Chief among these is the erstwhile Advertising Practitioners Council of Nigeria (APCON). Its director in charge of the northern region, Mr Ralph Anyacho, says the organisation’s hands have been strengthened with a recent law that simultaneously changed its name to conform with its new powers. It is now the Advertising Regulatory Council of Nigeria (ARCON). The new ARCON came into effect in August of this year. Anyacho insinuated that it is now ready to not only bark but also bite, adding that its new director general, Dr. Olalekan Fadolapo, is all set to match words with action.

A pointer to this is the legal action it has instituted against Meta (owners of Facebook) for the various advertisements it is carrying on its platform without first sending them to the relevant authority (ARCON) for necessary approval. It has also frowned at the use of foreign models and foreign production of advertisements meant for the Nigerian audience, outlining penalty fees for infringements.

The Code of Advertising Practice on political advertisements stipulate in its Article 76, that, ‘’Advertisements for political activities, political advertisements, advertising and marketing communication shall be issue-oriented and devoid of an abusive statement or reference. It shall not employ false, distorted or unsubstantiated claim or contain misrepresentation’’.

Article 77 says, “Every political advertisement, advertising and marketing communication shall clearly identify sponsoring organization or individual, verifiable contact details including names, physical address, telephone numbers, etc., shall be submitted. Article 78, states that “Political advertisement, advertising and marketing communication shall not explicitly or implicitly adversely exploit matters relating to ethnicity, religion or any other sectional interest.”

In addition to complying with the Advertising Code of Practice, all concerned parties are also mandated to comply with the Nigerian Broadcasting Code, the NPO Code of Practice and the Electoral laws “in all matters relating to political advertising.”

Furthermore, the regulations for political advertisement require that it must not contain “Any description, claim or illustration which can convey an erroneous or misleading impression about the person or service advertised or about the suitability of the idea or agenda recommended.  Any description, claim or illustration made in any political advertisement shall be subject to empirical proof or capable of substantiation if demanded.
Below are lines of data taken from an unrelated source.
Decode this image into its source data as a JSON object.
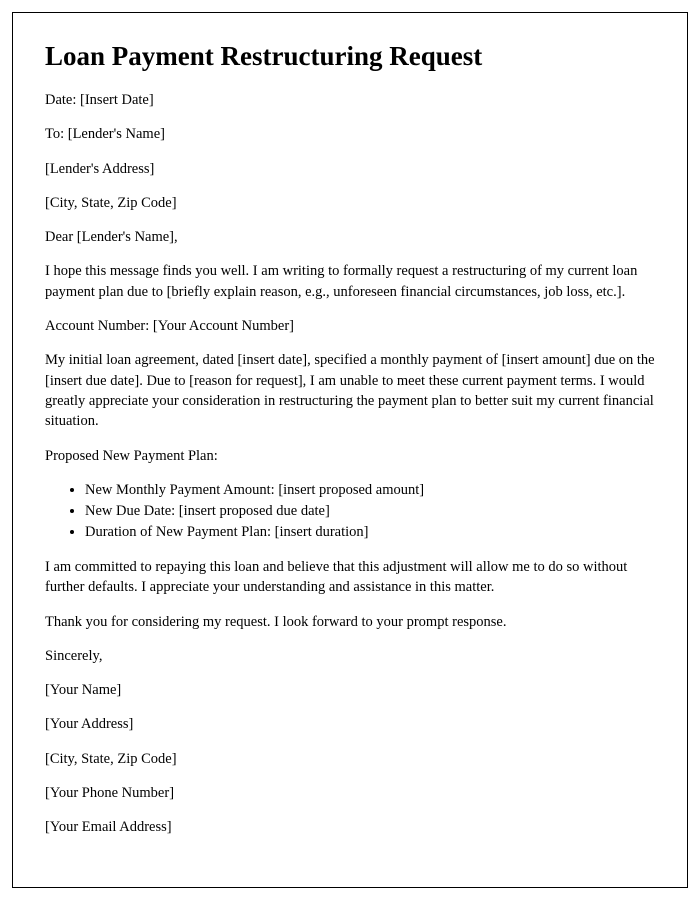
{
  "title": "Loan Payment Restructuring Request",
  "header": {
    "date": "Date: [Insert Date]",
    "to": "To: [Lender's Name]",
    "lender_address": "[Lender's Address]",
    "lender_city": "[City, State, Zip Code]"
  },
  "salutation": "Dear [Lender's Name],",
  "intro": "I hope this message finds you well. I am writing to formally request a restructuring of my current loan payment plan due to [briefly explain reason, e.g., unforeseen financial circumstances, job loss, etc.].",
  "account": "Account Number: [Your Account Number]",
  "body1": "My initial loan agreement, dated [insert date], specified a monthly payment of [insert amount] due on the [insert due date]. Due to [reason for request], I am unable to meet these current payment terms. I would greatly appreciate your consideration in restructuring the payment plan to better suit my current financial situation.",
  "proposed_label": "Proposed New Payment Plan:",
  "proposed": {
    "item1": "New Monthly Payment Amount: [insert proposed amount]",
    "item2": "New Due Date: [insert proposed due date]",
    "item3": "Duration of New Payment Plan: [insert duration]"
  },
  "body2": "I am committed to repaying this loan and believe that this adjustment will allow me to do so without further defaults. I appreciate your understanding and assistance in this matter.",
  "thanks": "Thank you for considering my request. I look forward to your prompt response.",
  "closing": "Sincerely,",
  "signature": {
    "name": "[Your Name]",
    "address": "[Your Address]",
    "city": "[City, State, Zip Code]",
    "phone": "[Your Phone Number]",
    "email": "[Your Email Address]"
  }
}
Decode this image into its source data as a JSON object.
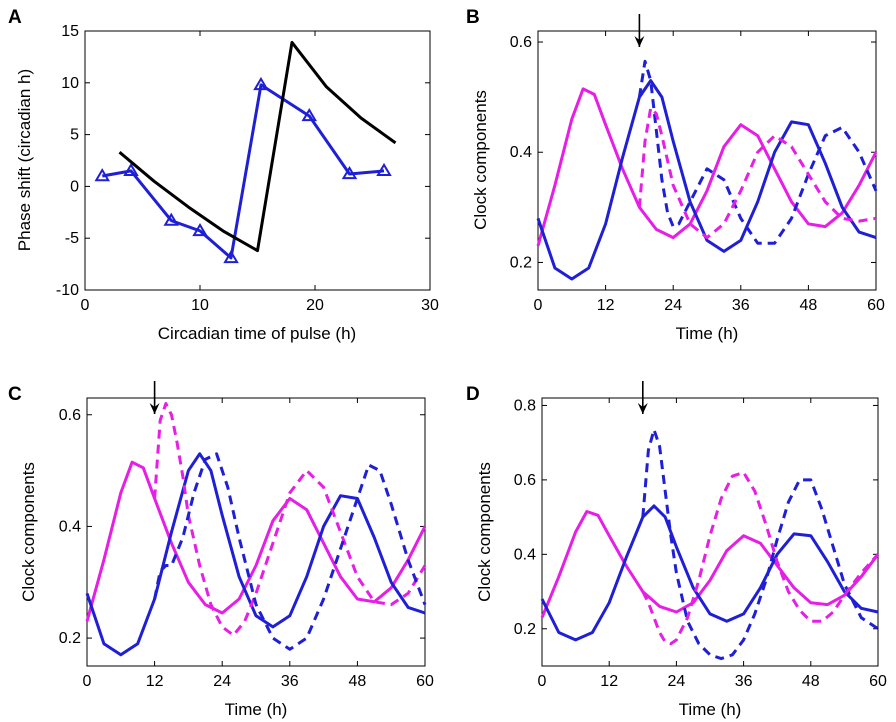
{
  "colors": {
    "blue": "#1f1fd6",
    "magenta": "#e61ee6",
    "black": "#000000"
  },
  "panels": [
    {
      "letter": "A",
      "xlabel": "Circadian time of pulse (h)",
      "ylabel": "Phase shift (circadian h)",
      "xticks": [
        "0",
        "10",
        "20",
        "30"
      ],
      "yticks": [
        "-10",
        "-5",
        "0",
        "5",
        "10",
        "15"
      ]
    },
    {
      "letter": "B",
      "xlabel": "Time (h)",
      "ylabel": "Clock components",
      "xticks": [
        "0",
        "12",
        "24",
        "36",
        "48",
        "60"
      ],
      "yticks": [
        "0.2",
        "0.4",
        "0.6"
      ]
    },
    {
      "letter": "C",
      "xlabel": "Time (h)",
      "ylabel": "Clock components",
      "xticks": [
        "0",
        "12",
        "24",
        "36",
        "48",
        "60"
      ],
      "yticks": [
        "0.2",
        "0.4",
        "0.6"
      ]
    },
    {
      "letter": "D",
      "xlabel": "Time (h)",
      "ylabel": "Clock components",
      "xticks": [
        "0",
        "12",
        "24",
        "36",
        "48",
        "60"
      ],
      "yticks": [
        "0.2",
        "0.4",
        "0.6",
        "0.8"
      ]
    }
  ],
  "chart_data": [
    {
      "panel": "A",
      "type": "line",
      "xlabel": "Circadian time of pulse (h)",
      "ylabel": "Phase shift (circadian h)",
      "xlim": [
        0,
        30
      ],
      "ylim": [
        -10,
        15
      ],
      "grid": false,
      "series": [
        {
          "color": "blue",
          "style": "solid",
          "marker": "triangle",
          "x": [
            1.5,
            4,
            7.5,
            10,
            12.7,
            15.3,
            19.5,
            23,
            26
          ],
          "y": [
            1,
            1.5,
            -3.3,
            -4.3,
            -6.9,
            9.8,
            6.8,
            1.2,
            1.5
          ]
        },
        {
          "color": "black",
          "style": "solid",
          "marker": "none",
          "x": [
            3,
            6,
            9,
            12,
            15,
            18,
            21,
            24,
            27
          ],
          "y": [
            3.3,
            0.5,
            -2,
            -4.3,
            -6.2,
            13.9,
            9.6,
            6.6,
            4.2
          ]
        }
      ]
    },
    {
      "panel": "B",
      "type": "line",
      "xlabel": "Time (h)",
      "ylabel": "Clock components",
      "xlim": [
        0,
        60
      ],
      "ylim": [
        0.15,
        0.62
      ],
      "grid": false,
      "annotations": [
        {
          "type": "arrow",
          "x": 18
        }
      ],
      "series": [
        {
          "color": "magenta",
          "style": "solid",
          "x": [
            0,
            3,
            6,
            8,
            10,
            12,
            15,
            18,
            21,
            24,
            27,
            30,
            33,
            36,
            39,
            42,
            45,
            48,
            51,
            54,
            57,
            60
          ],
          "y": [
            0.23,
            0.34,
            0.46,
            0.515,
            0.505,
            0.45,
            0.37,
            0.3,
            0.26,
            0.245,
            0.27,
            0.33,
            0.41,
            0.45,
            0.43,
            0.37,
            0.31,
            0.27,
            0.265,
            0.29,
            0.34,
            0.4
          ]
        },
        {
          "color": "blue",
          "style": "solid",
          "x": [
            0,
            3,
            6,
            9,
            12,
            15,
            18,
            20,
            22,
            24,
            27,
            30,
            33,
            36,
            39,
            42,
            45,
            48,
            51,
            54,
            57,
            60
          ],
          "y": [
            0.28,
            0.19,
            0.17,
            0.19,
            0.27,
            0.39,
            0.5,
            0.53,
            0.5,
            0.42,
            0.31,
            0.24,
            0.22,
            0.24,
            0.31,
            0.4,
            0.455,
            0.45,
            0.38,
            0.3,
            0.255,
            0.245
          ]
        },
        {
          "color": "blue",
          "style": "dashed",
          "x": [
            18,
            19,
            20,
            21,
            22,
            23,
            24,
            25,
            27,
            30,
            33,
            36,
            39,
            42,
            45,
            48,
            51,
            54,
            57,
            60
          ],
          "y": [
            0.5,
            0.565,
            0.53,
            0.44,
            0.35,
            0.29,
            0.265,
            0.27,
            0.31,
            0.37,
            0.35,
            0.28,
            0.235,
            0.235,
            0.28,
            0.36,
            0.43,
            0.445,
            0.4,
            0.33
          ]
        },
        {
          "color": "magenta",
          "style": "dashed",
          "x": [
            18,
            19,
            20,
            21,
            22,
            24,
            27,
            30,
            33,
            36,
            39,
            42,
            45,
            48,
            51,
            54,
            57,
            60
          ],
          "y": [
            0.3,
            0.42,
            0.48,
            0.47,
            0.43,
            0.34,
            0.27,
            0.245,
            0.27,
            0.33,
            0.4,
            0.43,
            0.41,
            0.36,
            0.31,
            0.28,
            0.275,
            0.28
          ]
        }
      ]
    },
    {
      "panel": "C",
      "type": "line",
      "xlabel": "Time (h)",
      "ylabel": "Clock components",
      "xlim": [
        0,
        60
      ],
      "ylim": [
        0.15,
        0.63
      ],
      "grid": false,
      "annotations": [
        {
          "type": "arrow",
          "x": 12
        }
      ],
      "series": [
        {
          "color": "magenta",
          "style": "solid",
          "x": [
            0,
            3,
            6,
            8,
            10,
            12,
            15,
            18,
            21,
            24,
            27,
            30,
            33,
            36,
            39,
            42,
            45,
            48,
            51,
            54,
            57,
            60
          ],
          "y": [
            0.23,
            0.34,
            0.46,
            0.515,
            0.505,
            0.45,
            0.37,
            0.3,
            0.26,
            0.245,
            0.27,
            0.33,
            0.41,
            0.45,
            0.43,
            0.37,
            0.31,
            0.27,
            0.265,
            0.29,
            0.34,
            0.4
          ]
        },
        {
          "color": "blue",
          "style": "solid",
          "x": [
            0,
            3,
            6,
            9,
            12,
            15,
            18,
            20,
            22,
            24,
            27,
            30,
            33,
            36,
            39,
            42,
            45,
            48,
            51,
            54,
            57,
            60
          ],
          "y": [
            0.28,
            0.19,
            0.17,
            0.19,
            0.27,
            0.39,
            0.5,
            0.53,
            0.5,
            0.42,
            0.31,
            0.24,
            0.22,
            0.24,
            0.31,
            0.4,
            0.455,
            0.45,
            0.38,
            0.3,
            0.255,
            0.245
          ]
        },
        {
          "color": "magenta",
          "style": "dashed",
          "x": [
            12,
            13,
            14,
            15,
            16,
            17,
            18,
            20,
            22,
            24,
            26,
            28,
            30,
            33,
            36,
            39,
            42,
            45,
            48,
            51,
            54,
            57,
            60
          ],
          "y": [
            0.45,
            0.59,
            0.62,
            0.6,
            0.55,
            0.49,
            0.42,
            0.33,
            0.26,
            0.22,
            0.205,
            0.23,
            0.28,
            0.37,
            0.46,
            0.5,
            0.47,
            0.39,
            0.31,
            0.265,
            0.26,
            0.28,
            0.33
          ]
        },
        {
          "color": "blue",
          "style": "dashed",
          "x": [
            12,
            13,
            14,
            15,
            17,
            19,
            21,
            23,
            25,
            27,
            30,
            33,
            36,
            39,
            42,
            45,
            48,
            50,
            52,
            54,
            57,
            60
          ],
          "y": [
            0.27,
            0.32,
            0.33,
            0.33,
            0.38,
            0.46,
            0.52,
            0.53,
            0.47,
            0.38,
            0.26,
            0.2,
            0.18,
            0.2,
            0.27,
            0.36,
            0.45,
            0.51,
            0.5,
            0.44,
            0.34,
            0.26
          ]
        }
      ]
    },
    {
      "panel": "D",
      "type": "line",
      "xlabel": "Time (h)",
      "ylabel": "Clock components",
      "xlim": [
        0,
        60
      ],
      "ylim": [
        0.1,
        0.82
      ],
      "grid": false,
      "annotations": [
        {
          "type": "arrow",
          "x": 18
        }
      ],
      "series": [
        {
          "color": "magenta",
          "style": "solid",
          "x": [
            0,
            3,
            6,
            8,
            10,
            12,
            15,
            18,
            21,
            24,
            27,
            30,
            33,
            36,
            39,
            42,
            45,
            48,
            51,
            54,
            57,
            60
          ],
          "y": [
            0.23,
            0.34,
            0.46,
            0.515,
            0.505,
            0.45,
            0.37,
            0.3,
            0.26,
            0.245,
            0.27,
            0.33,
            0.41,
            0.45,
            0.43,
            0.37,
            0.31,
            0.27,
            0.265,
            0.29,
            0.34,
            0.4
          ]
        },
        {
          "color": "blue",
          "style": "solid",
          "x": [
            0,
            3,
            6,
            9,
            12,
            15,
            18,
            20,
            22,
            24,
            27,
            30,
            33,
            36,
            39,
            42,
            45,
            48,
            51,
            54,
            57,
            60
          ],
          "y": [
            0.28,
            0.19,
            0.17,
            0.19,
            0.27,
            0.39,
            0.5,
            0.53,
            0.5,
            0.42,
            0.31,
            0.24,
            0.22,
            0.24,
            0.31,
            0.4,
            0.455,
            0.45,
            0.38,
            0.3,
            0.255,
            0.245
          ]
        },
        {
          "color": "blue",
          "style": "dashed",
          "x": [
            18,
            19,
            20,
            21,
            22,
            23,
            24,
            26,
            28,
            30,
            32,
            34,
            36,
            38,
            40,
            42,
            44,
            46,
            48,
            50,
            52,
            54,
            57,
            60
          ],
          "y": [
            0.5,
            0.68,
            0.735,
            0.69,
            0.57,
            0.45,
            0.35,
            0.22,
            0.16,
            0.13,
            0.12,
            0.13,
            0.17,
            0.24,
            0.33,
            0.44,
            0.54,
            0.6,
            0.6,
            0.52,
            0.42,
            0.32,
            0.23,
            0.2
          ]
        },
        {
          "color": "magenta",
          "style": "dashed",
          "x": [
            18,
            19,
            20,
            21,
            22,
            23,
            24,
            26,
            28,
            30,
            32,
            34,
            36,
            38,
            40,
            42,
            44,
            46,
            48,
            50,
            52,
            54,
            57,
            60
          ],
          "y": [
            0.3,
            0.27,
            0.23,
            0.19,
            0.165,
            0.16,
            0.17,
            0.23,
            0.33,
            0.45,
            0.55,
            0.61,
            0.62,
            0.57,
            0.48,
            0.38,
            0.3,
            0.25,
            0.22,
            0.22,
            0.245,
            0.29,
            0.35,
            0.4
          ]
        }
      ]
    }
  ]
}
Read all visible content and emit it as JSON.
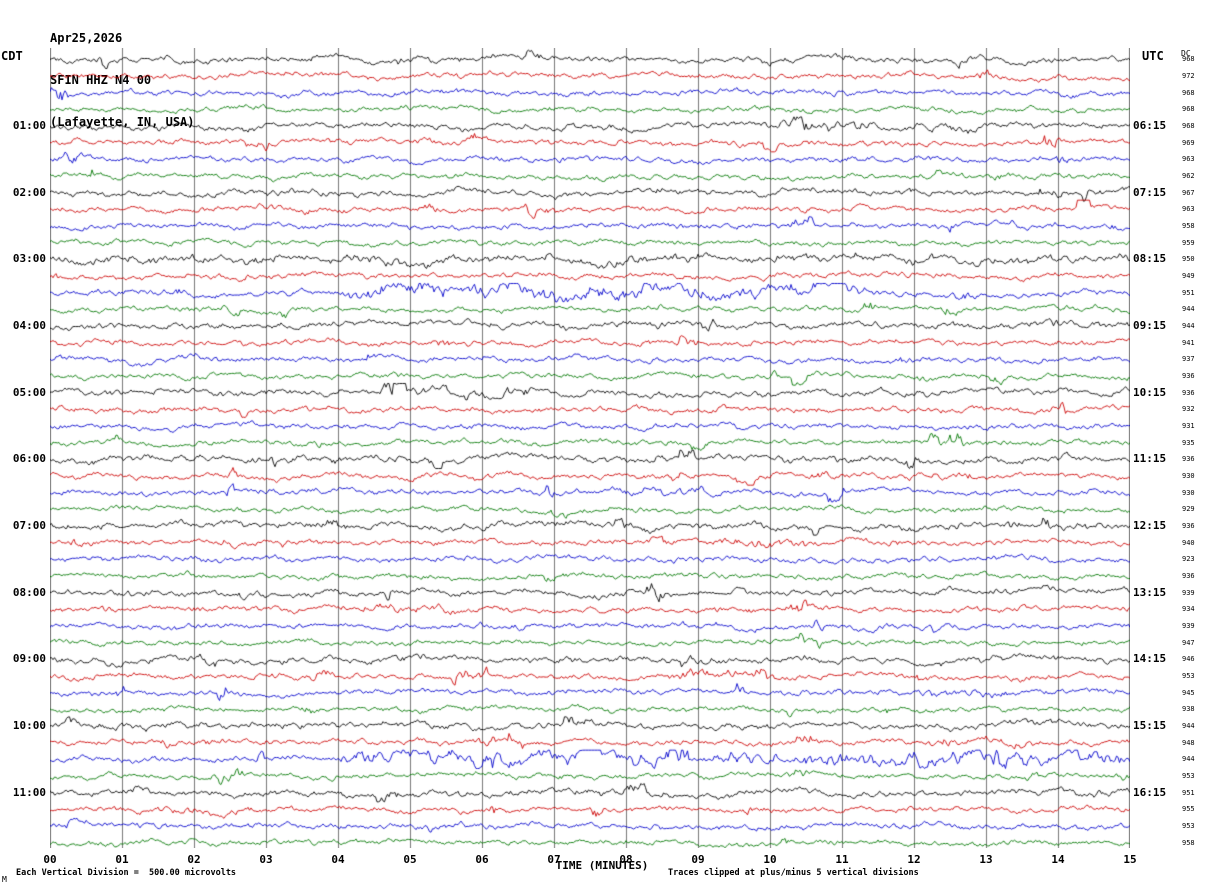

Evidence shall be required in respect of superlative or comparative claims. Testimonials or endorsements made in any political advertisement shall be subject to proof.”

More importantly, all advertisements according to ARCON must be approved by the Advertising Standard Panel (ASP) and a certificate issued to that effect after vetting.

There are minimum stipulated penalties for any media house, advertiser, advertising practitioner and advertising agency that publishes, aids, abets, authorises, causes or places for publication a political advertisement without an ASP certificate. The aforementioned requirements rolled out by the transformed Advertising Regulatory Council of Nigeria (ARCON), supported by its new 2022 Act/law, are sufficient to make us have clean, decent political advertisements and campaigns if they can be followed through to the later and enforced accordingly.